2.4. Kerangka Pemikiran
Pengaruh harga dari suatu tahun dengan tahun lainnya dapat menimbulkan implikasi efek yang berbeda terhadap tingkat elastisitas karakteristik dalam model khususnya karakteristik sosial ekonomi tersebut. Pengaruh harga tersebut akan memberikan respon terhadap jumlah permintaan komoditi tertentu atau dengan kata lain tingkat elastisitas harga komoditi tertentu sangatlah bervariasi dari waktu ke waktu. Tingkat elastisitas pendapatan dari waktu ke waktu dimungkinkan berbeda jika terjadi peningkatan pendapatan. Tingkat elastisitas karakteristik sosial ekonomi terhadap permintaan komoditi tertentu juga dapat bervariasi dan sangat tergantung pada tingkat konsumsi terhadap barang tersebut. Besaran nilai elastisitas sangat menentukan besaran efek perubahan permintaan suatu barang atau komoditi akibat terjadinya perubahan harga barang atau pendapatan. Pendapatan dapat diasumsikan tidak mengalami perubahan berarti dalam kurun waktu pendek, sebaliknya harga dapat mengalami perubahan tergantung pada jenis dan permintaan terhadap komoditi tersebut. Secara garis besar kebutuhan rumahtangga dapat dikelompokkan ke dalam dua kategori besar, yaitu makanan dan non makanan.

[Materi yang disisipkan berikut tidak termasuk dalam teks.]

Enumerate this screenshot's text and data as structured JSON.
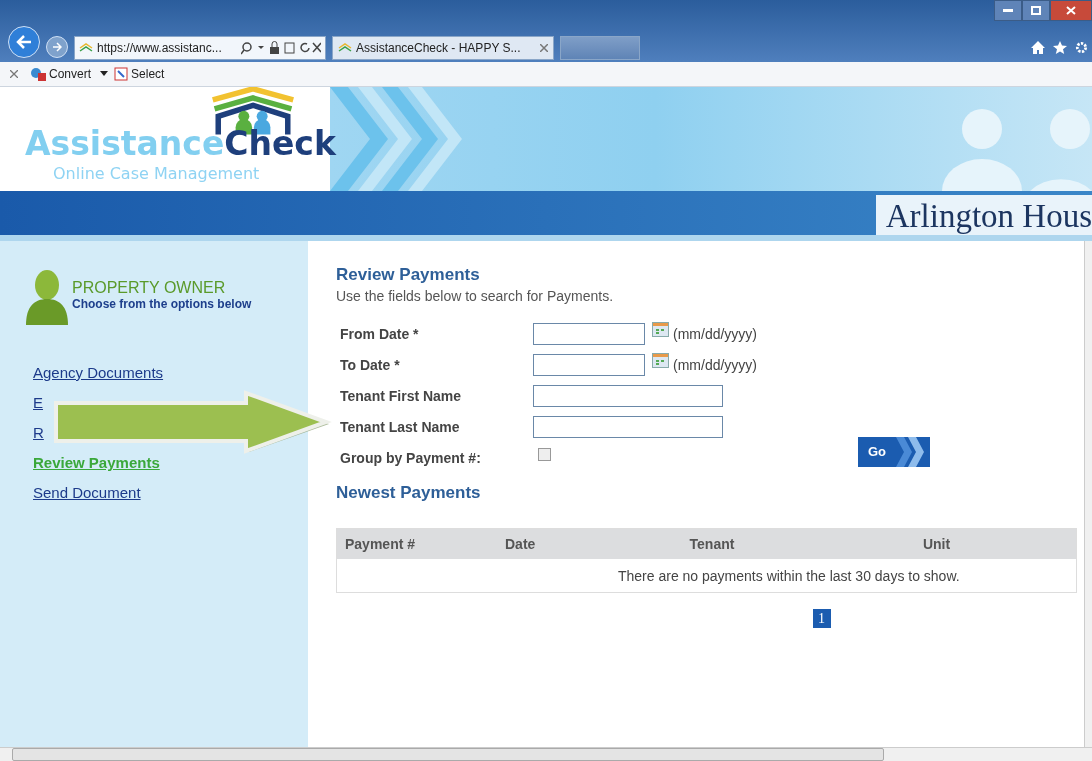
{
  "browser": {
    "address": "https://www.assistanc...",
    "tab_title": "AssistanceCheck - HAPPY S...",
    "toolbar": [
      {
        "label": "Convert",
        "kind": "menu"
      },
      {
        "label": "Select",
        "kind": "plain"
      }
    ]
  },
  "header": {
    "logo_light": "Assistance",
    "logo_dark": "Check",
    "tagline": "Online Case Management",
    "band_title": "Arlington Hous"
  },
  "sidebar": {
    "role": "PROPERTY OWNER",
    "subtitle": "Choose from the options below",
    "links": [
      {
        "label": "Agency Documents",
        "selected": false
      },
      {
        "label": "E",
        "selected": false
      },
      {
        "label": "R",
        "selected": false
      },
      {
        "label": "Review Payments",
        "selected": true
      },
      {
        "label": "Send Document",
        "selected": false
      }
    ]
  },
  "main": {
    "title": "Review Payments",
    "intro": "Use the fields below to search for Payments.",
    "fields": [
      {
        "label": "From Date *",
        "kind": "date",
        "hint": "(mm/dd/yyyy)"
      },
      {
        "label": "To Date *",
        "kind": "date",
        "hint": "(mm/dd/yyyy)"
      },
      {
        "label": "Tenant First Name",
        "kind": "text"
      },
      {
        "label": "Tenant Last Name",
        "kind": "text"
      },
      {
        "label": "Group by Payment #:",
        "kind": "checkbox",
        "checked": false
      }
    ],
    "go_button": "Go",
    "section_title": "Newest Payments",
    "table": {
      "columns": [
        "Payment #",
        "Date",
        "Tenant",
        "Unit"
      ],
      "empty_message": "There are no payments within the last 30 days to show."
    },
    "pages": [
      {
        "label": "1",
        "selected": true
      }
    ]
  }
}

Pada tingkat pendapatan tertentu rumahtangga akan mengalokasikan pendapatan tersebut untuk memenuhi kebutuhan akan makanan dan non makanan. Pada kasus rumahtangga dengan pendapatan yang rendah maka pendapatan tersebut cenderung akan dihabiskan untuk memenuhi kebutuhan makanan, dan mengabaikan kebutuhan non makanan. Ketika pendapatan meningkat, maka sebagian besar dari tambahan peningkatan tersebut akan digunakan untuk memenuhi kebutuhan non makanan. Pola konsumsi rumah tangga dipengaruhi oleh tinggi rendahnya penghasilan, selera serta lingkungan sosial seperti budaya.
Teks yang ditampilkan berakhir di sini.